Professor John Bourne, chairman of the group, said: "We hope that the overwhelming scientific evidence we have provided ... will enable the farming industry and government to work together in a constructive and cooperative manner to tackle this very serious disease of cattle, which causes so much economic loss and hardship to cattle farmers."
The disease also cost taxpayers around 80 million pounds in 2006/07, according to government figures.
David Miliband, Secretary for Environment, Food and Rural Affairs, said cattle control measures were critical to tackling the disease and that he would consider the "important contribution" of the ISG in reaching a final policy decision.
However, Andrew Biggs, senior vice president of the British Cattle Veterinary Association, said control measures aimed solely at cattle would do nothing to improve the problem.

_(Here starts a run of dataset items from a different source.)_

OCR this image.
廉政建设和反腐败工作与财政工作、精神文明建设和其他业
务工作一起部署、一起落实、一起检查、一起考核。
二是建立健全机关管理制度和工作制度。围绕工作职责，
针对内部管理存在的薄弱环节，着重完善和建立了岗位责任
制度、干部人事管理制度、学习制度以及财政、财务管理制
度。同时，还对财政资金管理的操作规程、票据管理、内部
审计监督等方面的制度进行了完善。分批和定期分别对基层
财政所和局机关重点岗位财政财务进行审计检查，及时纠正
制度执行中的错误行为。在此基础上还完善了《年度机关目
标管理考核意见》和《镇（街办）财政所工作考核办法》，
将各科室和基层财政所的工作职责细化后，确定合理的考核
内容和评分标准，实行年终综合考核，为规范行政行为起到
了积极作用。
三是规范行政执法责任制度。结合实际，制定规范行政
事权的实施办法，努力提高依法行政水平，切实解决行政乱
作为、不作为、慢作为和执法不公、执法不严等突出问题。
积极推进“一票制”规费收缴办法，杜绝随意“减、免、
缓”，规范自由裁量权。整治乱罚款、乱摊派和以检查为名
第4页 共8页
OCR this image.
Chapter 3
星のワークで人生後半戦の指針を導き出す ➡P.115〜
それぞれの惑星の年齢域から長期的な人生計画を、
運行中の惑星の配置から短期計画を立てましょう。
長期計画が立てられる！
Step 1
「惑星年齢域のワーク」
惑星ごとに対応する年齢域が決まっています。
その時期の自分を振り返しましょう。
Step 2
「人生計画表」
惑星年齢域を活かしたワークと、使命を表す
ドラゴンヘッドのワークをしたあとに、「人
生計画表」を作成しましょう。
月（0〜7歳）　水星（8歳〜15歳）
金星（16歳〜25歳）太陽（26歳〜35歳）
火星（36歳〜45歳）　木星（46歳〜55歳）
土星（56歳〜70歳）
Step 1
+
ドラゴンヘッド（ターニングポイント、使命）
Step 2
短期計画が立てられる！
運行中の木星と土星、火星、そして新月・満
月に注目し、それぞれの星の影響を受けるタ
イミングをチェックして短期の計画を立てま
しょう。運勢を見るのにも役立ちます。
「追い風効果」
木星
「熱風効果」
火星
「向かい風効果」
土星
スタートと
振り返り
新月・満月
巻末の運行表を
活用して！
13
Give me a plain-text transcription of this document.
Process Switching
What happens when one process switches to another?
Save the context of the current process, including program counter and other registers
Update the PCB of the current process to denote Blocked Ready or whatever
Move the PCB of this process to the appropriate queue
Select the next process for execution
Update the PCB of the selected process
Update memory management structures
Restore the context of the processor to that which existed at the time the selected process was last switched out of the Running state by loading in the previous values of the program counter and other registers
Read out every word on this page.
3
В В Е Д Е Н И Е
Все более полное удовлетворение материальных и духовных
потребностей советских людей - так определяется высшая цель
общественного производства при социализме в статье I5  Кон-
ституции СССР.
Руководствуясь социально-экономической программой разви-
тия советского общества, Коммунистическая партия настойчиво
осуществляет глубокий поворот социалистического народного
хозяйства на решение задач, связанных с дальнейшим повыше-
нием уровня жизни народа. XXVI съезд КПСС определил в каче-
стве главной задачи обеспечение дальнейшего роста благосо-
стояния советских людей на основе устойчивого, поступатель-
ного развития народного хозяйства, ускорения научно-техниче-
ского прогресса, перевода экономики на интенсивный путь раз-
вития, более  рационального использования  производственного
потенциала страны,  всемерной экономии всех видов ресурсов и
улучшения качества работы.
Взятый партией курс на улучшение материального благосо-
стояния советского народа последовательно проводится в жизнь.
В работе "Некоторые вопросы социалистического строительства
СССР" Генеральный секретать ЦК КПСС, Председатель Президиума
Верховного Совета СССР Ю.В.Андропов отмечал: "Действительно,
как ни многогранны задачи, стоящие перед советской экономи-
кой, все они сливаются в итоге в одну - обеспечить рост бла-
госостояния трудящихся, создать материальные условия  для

"If we don't do anything different, we shouldn't be surprised if nothing different happens: if we continue to test and cull cattle without addressing the disease in wildlife, the costs will continue and the disease will not diminish.
"This is evidenced by 10-15 years of experience.
"There are plenty of examples of closed herds where TB-free herds acquire infection with no cattle movements onto the farm and so the source is likely to be wildlife."
Cattle TB was almost cleared from Britain in the 1970s, but has since re-emerged as a major problem for farmers.
Cattle-based controls were supplemented with various forms of badger culling between 1973 and 1998.
A scientific review by Lord John Krebs, completed in 1997, said there was "compelling" evidence that badgers were involved in transmitting infection to cattle.